Under the Hood of the Latest Firefly Models
It All Begins Here
Adobe Creative Cloud includes a suite of image-to-video models. Let’s check them out!
Many AI video creators want spectacular, realistic clips with dramatic motion, heavy camera moves, or entirely synthetic scenes. For professional content workflows, that’s often the wrong benchmark.
I wanted to show a more practical use case: taking a simple, static stock image and adding just enough motion to make it usable as background video, B-roll, or a transition. Using Adobe Firefly as the interface, I ran the same image and text prompts through the third-party image-to-video models available within Firefly to compare cost, render time, and how closely each model followed restrained instructions.
The project
If you already use Adobe Creative Cloud apps like Premiere Pro, After Effects, Photoshop, or Illustrator, you have access to Adobe Firefly and credits. Firefly acts as a front end to multiple third-party video models like Veo, Sora, and Runway allowing direct comparisons using identical inputs.

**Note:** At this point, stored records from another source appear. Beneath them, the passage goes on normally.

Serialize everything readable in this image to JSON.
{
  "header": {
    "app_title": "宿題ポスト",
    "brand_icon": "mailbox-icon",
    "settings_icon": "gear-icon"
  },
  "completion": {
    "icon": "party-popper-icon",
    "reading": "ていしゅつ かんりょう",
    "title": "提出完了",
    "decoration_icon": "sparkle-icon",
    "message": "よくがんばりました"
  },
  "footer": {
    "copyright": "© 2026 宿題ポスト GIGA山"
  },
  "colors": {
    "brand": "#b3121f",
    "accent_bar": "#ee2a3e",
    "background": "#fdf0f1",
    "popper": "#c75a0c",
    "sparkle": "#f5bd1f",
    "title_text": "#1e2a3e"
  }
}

Before looking at results, it’s worth defining what’s being tested. This did not test text-to-image model.
Instead, we looked at the image-to-video (i2v) model, which starts with a text prompt or still image (or both) and generates a short video clip by predicting how elements in that image might move over time. Instead of inventing an entire scene, the model extrapolates motion—fog drifting, lights blinking, subtle camera movement—based on both the image and a text prompt.
For this test, the reference image was a free Adobe Stock photo of a vintage movie camera in light fog. The text prompt was intentionally conservative:
“Very subtle, realistic motion only. Professional, restrained tone. The fog slowly lifts and dissipates. A small indicator light blinks on the camera body. All other elements remain still. No people, no dialogue, no text.”
We were most interested in how the models would animate only the fog as it lifts and dissipates, and add subtle blinking indicator lights on the camera. No new objects, no dramatic movement.
The results
Using that same image and prompt, I tested Veo 3.1 from Google DeepMind, Sora 2 from OpenAI, Pika 2.2 from Pika Labs, Ray3 HDR from Luma AI, and Gen-4.5 from Runway. Each model varied in cost, render time, and output quality. Some produced excellent atmospheric motion but ignored details. Others followed part of the prompt while introducing unexpected visual elements. A few delivered usable results quickly but at a higher credit cost.
The key difference wasn’t raw visual quality—it was how well each model handled restraint. You can see the actual video clips and other details in the accompanying video.
Bottom line
For professional content systems, the hardest thing isn’t creating motion, but it’s often knowing how little motion is enough.
A simple text prompt and a sample image can go a long way. These short, subtle clips can work well as transitions, background plates, or end-of-video visuals, especially when text or disclosures need to sit on top of motion without distraction.
When used thoughtfully, AI-generated video doesn’t have to be flashy to be valuable.